Henrique Meirelles, who may be heading up his last meeting of the monetary policy committee as the central bank’s president, will raise the overnight rate by at least a quarter- point, according to 30 out of 57 economists surveyed by Bloomberg. Twenty-seven analysts expect the bank to pause at 8.75 percent for a fifth straight meeting.
Record low borrowing costs helped Brazil pull out of its deepest recession in a decade in 2009 and a revival of domestic demand may push the $1.6 trillion economy to its fastest growth in two decades this year, according to Paulo Leme, chief Latin America economist at Goldman Sachs Group Inc. At the same time, inflation has exceeded the bank’s target in 2010 and economists surveyed by the bank expect still higher prices by year-end.
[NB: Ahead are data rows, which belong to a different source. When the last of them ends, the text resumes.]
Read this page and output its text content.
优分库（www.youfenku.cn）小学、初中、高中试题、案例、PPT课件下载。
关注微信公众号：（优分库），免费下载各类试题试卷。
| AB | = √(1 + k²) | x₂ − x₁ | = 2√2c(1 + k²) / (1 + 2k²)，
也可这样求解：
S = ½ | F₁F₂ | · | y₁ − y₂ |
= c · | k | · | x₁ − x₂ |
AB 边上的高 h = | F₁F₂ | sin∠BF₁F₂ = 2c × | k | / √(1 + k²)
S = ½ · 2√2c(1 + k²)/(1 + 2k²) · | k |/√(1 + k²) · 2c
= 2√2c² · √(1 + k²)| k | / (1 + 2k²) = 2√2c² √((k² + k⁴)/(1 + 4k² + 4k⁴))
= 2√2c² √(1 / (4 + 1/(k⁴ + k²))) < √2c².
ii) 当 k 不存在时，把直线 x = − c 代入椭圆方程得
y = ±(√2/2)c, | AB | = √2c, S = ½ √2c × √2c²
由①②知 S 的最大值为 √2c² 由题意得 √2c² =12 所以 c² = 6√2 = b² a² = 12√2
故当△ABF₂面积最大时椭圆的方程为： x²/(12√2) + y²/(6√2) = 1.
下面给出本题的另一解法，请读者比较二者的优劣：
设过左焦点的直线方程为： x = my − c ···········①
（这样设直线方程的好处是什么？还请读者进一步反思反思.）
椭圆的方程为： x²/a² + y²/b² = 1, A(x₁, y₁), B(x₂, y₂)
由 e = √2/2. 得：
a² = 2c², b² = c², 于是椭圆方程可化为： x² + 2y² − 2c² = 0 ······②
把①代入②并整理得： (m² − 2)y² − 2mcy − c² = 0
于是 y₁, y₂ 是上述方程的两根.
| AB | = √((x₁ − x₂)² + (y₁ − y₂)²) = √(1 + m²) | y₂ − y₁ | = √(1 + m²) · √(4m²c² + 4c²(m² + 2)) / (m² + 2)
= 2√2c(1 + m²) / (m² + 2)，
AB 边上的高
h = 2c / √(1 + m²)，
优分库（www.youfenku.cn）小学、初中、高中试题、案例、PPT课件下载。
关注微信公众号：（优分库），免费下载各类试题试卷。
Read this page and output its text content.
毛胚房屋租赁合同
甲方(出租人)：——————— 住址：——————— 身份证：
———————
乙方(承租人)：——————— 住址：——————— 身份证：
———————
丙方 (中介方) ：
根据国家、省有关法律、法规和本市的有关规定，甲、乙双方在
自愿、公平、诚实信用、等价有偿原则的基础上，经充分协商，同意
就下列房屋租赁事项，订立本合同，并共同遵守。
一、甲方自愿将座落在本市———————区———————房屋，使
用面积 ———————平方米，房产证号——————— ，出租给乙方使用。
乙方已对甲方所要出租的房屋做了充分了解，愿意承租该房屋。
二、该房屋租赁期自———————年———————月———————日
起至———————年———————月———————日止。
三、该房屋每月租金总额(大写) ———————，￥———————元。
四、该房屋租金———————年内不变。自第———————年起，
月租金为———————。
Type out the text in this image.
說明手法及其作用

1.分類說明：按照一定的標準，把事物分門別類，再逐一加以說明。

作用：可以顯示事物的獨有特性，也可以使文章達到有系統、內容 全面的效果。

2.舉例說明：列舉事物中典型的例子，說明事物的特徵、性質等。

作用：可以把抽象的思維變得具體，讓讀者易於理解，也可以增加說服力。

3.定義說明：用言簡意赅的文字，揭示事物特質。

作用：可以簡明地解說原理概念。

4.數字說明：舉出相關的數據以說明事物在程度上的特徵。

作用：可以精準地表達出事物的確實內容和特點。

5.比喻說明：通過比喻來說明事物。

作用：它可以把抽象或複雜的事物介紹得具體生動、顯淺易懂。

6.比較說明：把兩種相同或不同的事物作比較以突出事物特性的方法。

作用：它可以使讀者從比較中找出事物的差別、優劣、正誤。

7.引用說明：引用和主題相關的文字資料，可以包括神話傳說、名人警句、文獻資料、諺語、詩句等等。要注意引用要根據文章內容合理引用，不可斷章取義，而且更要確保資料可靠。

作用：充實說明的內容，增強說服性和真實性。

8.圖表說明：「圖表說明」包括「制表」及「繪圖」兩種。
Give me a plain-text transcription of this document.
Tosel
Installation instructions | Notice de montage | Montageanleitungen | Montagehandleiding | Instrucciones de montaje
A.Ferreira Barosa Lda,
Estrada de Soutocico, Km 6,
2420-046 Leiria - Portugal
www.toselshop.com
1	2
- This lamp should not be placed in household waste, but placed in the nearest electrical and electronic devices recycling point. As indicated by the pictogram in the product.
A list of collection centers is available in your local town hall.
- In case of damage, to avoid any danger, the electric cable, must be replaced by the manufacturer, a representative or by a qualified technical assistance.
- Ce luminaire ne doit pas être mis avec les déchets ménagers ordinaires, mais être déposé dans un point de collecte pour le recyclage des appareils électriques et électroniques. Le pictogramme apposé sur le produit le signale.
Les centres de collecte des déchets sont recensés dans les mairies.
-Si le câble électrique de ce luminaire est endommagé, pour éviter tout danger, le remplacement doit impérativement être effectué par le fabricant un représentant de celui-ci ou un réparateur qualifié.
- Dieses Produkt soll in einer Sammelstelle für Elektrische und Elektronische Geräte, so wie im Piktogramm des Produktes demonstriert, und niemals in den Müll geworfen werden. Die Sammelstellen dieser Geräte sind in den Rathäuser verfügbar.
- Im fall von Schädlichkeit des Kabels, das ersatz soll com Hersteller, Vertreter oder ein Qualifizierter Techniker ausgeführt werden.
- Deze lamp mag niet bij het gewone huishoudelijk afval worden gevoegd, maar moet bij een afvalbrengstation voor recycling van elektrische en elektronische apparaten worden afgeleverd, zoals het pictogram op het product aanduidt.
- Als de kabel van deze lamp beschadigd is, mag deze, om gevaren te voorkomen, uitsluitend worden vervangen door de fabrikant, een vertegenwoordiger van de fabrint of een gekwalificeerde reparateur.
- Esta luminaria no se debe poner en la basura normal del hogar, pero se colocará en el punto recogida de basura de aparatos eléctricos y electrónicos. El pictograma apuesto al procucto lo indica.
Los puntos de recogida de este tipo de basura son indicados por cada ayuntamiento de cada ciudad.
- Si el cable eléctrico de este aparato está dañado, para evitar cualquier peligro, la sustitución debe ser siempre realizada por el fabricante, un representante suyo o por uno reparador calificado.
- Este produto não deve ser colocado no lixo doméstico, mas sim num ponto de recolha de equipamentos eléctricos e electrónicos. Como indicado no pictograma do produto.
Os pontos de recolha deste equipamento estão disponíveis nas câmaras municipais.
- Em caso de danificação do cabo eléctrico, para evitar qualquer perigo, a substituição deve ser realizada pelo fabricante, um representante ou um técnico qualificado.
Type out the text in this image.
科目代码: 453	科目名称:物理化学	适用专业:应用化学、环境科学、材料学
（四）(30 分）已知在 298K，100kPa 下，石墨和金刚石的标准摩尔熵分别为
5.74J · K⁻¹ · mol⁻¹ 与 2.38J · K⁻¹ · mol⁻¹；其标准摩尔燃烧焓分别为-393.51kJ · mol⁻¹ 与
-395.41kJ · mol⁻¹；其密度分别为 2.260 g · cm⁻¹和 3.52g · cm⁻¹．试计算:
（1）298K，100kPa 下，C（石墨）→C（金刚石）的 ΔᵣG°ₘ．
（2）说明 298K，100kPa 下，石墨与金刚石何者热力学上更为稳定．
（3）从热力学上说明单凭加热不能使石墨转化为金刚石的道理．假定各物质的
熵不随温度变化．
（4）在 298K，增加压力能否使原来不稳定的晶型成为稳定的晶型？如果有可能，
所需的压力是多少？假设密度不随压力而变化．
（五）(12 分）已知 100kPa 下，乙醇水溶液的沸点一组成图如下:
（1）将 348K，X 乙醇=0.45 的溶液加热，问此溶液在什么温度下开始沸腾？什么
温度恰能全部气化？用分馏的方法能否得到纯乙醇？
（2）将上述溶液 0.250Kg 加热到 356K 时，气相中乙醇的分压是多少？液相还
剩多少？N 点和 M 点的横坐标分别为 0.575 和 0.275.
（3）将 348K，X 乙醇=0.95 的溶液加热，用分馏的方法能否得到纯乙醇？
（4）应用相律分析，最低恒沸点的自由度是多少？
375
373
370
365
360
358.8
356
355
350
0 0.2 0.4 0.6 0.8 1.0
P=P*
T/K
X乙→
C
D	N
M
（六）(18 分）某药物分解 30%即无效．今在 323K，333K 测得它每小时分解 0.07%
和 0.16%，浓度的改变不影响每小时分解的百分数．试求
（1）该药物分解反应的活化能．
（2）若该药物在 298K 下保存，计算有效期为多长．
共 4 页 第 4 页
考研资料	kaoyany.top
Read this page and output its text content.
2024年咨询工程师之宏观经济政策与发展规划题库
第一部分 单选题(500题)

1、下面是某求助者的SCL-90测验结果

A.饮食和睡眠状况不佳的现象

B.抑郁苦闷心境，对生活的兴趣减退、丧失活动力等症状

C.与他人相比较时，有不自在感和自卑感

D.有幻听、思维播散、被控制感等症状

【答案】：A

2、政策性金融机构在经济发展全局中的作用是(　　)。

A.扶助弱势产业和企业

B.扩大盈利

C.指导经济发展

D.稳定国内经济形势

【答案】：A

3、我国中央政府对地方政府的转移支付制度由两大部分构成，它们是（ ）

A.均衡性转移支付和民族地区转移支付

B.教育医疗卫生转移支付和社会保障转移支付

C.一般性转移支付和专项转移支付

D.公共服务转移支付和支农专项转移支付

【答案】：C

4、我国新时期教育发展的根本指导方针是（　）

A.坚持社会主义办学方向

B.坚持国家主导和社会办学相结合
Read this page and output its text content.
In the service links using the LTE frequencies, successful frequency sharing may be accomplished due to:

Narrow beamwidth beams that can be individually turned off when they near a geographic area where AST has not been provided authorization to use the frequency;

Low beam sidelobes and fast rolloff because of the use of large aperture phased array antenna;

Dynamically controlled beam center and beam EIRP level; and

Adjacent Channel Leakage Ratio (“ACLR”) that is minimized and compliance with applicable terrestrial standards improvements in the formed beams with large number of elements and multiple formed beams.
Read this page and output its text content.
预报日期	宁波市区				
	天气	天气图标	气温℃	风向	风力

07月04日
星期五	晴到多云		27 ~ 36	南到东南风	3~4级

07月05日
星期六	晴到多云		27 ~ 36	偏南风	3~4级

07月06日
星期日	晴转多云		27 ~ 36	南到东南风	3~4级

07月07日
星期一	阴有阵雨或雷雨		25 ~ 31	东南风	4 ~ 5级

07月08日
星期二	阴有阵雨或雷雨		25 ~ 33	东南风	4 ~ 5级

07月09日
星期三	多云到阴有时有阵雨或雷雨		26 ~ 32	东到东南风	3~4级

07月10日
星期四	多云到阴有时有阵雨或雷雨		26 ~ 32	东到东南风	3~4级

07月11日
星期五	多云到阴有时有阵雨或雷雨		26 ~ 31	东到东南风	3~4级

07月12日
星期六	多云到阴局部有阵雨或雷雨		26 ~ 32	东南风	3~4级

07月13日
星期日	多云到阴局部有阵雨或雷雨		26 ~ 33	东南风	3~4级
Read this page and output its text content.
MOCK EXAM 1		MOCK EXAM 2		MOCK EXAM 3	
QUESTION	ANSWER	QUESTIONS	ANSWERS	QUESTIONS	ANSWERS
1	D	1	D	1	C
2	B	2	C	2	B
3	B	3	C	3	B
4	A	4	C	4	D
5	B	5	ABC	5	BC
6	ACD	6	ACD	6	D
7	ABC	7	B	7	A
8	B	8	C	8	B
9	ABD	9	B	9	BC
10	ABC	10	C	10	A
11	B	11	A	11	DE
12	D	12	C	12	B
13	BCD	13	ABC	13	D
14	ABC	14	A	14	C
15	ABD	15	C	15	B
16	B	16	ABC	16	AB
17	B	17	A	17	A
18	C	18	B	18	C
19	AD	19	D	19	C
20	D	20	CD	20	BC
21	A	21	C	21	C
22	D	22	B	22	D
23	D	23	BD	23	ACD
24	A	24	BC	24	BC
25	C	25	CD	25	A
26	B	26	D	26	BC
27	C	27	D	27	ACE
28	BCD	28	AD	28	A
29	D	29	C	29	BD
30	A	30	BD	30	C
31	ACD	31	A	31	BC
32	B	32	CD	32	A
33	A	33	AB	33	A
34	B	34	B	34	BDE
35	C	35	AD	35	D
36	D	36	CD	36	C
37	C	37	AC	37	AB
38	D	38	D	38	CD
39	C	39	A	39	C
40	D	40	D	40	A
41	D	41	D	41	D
“It’s clear rates have to be lifted, so there is no reason to wait until April,” Guilherme da Nobrega, an economist at Itau Unibanco Holding SA, said in phone interview from Sao Paulo. “The call for a rate hike this week gained strength after inflation jumped more than expected in the two first months of the year, rapidly impacting the outlook.”
Consumer price will rise 5.03 percent this year, compared to 4.83 percent in the 12 months through February, according to the median forecast in a weekly central bank survey of about 100 economists published March 15.
Consumer prices would jump more than 6.5 percent in 2011 if the central bank failed to act, Leme said.
‘Unpopular’ Steps
Meirelles, 64, who has served as head of the bank since President Luiz Inacio Lula da Silva took office in January 2003, faces an April 2 deadline to decide whether to resign his post to become eligible to run in October elections.
Speaking in Brasilia on Feb. 26, Meirelles said policy makers were ready to take “unpopular” steps to keep inflation in line with targets and that the political calendar wouldn’t affect monetary policy.
Zeina Latif, chief economist at ING Bank in Sao Paulo, pushed forward her call for the start of interest rate increases to March from April after Meirelles comments.
“The central bank will reinforce its reputation of autonomy should it raise rates this week,” Latif said. “It’s clear there is no need for this stimulus.”
Market View
With an increase at today’s meeting, real interest rates in Brazil, or the difference between the benchmark rate and annual inflation, will continue to be the third highest among 53 economies tracked by Bloomberg.
A rate increase today would make Brazil the second country in the Group of 20 nations to raise borrowing costs, following Australia.
The yield on the interest rate future contract maturing in January, the most actively traded contract on Sao Paulo’s BM&F exchange, has risen 31 basis points, or 0.31 percentage point, to a 10-month high of 10.52 percent since touching 10.21 percent on Feb. 8, the lowest price in 2010.
Traders are pricing in at least a quarter-point interest rate increase at today’s meeting, according to Bloomberg estimates based on interest rate futures contracts.
‘Vigorous Expansion’
The stimulus implemented by Lula’s administration last year “is no longer needed given that the economy is expanding,” Goldman Sachs’ Leme said. “The central bank needs and will act.”
Over the course of five meetings beginning in January 2009, policy makers cut the Selic rate to 8.75 percent from 13.75 percent and injected about 100 billion reais ($56.6 billion) into the country’s money markets.
Brazil’s economy started rebounding in the second quarter of 2009 and expanded 2 percent in the last quarter of 2009 from the previous three months, the fastest pace in two years.
Meirelles said the economy had entered a “vigorous expansion phase” after the national statistics agency reported March 11 that retail sales jumped by a record 2.7 percent in January from December, signaling stronger growth to come.
Elections, Signaling
Marcelo Carvalho, Morgan Stanley’s chief economist in Sao Paulo, said it would be “convenient” for the central bank to wait until the April meeting to start raising rates, after Meirelles decides upon his political future.
“Meirelles political future is a source of uncertainty and it would be good to get this out of the way, whatever his decision is, before the central bank moves,” he said.
Meirelles plans to resign March 31 to run for vice president alongside Dilma Rousseff, Lula’s Cabinet chief and his chosen successor, IstoE magazine reported March 10, without saying where it obtained the information.
Replacing Meirelles will be Alexandre Tombini, the director of financial regulation at the bank, the Sao Paulo-based magazine reported.
Carvalho said it is likely that the central bank keeps the rate at 8.75 percent today, with a divided vote to make it clear that a tightening cycle will start in April.
The central bank last raised rates on Sept. 10, 2008, days before Lehman Brothers Holdings Inc. filed for the biggest bankruptcy in U.S. history.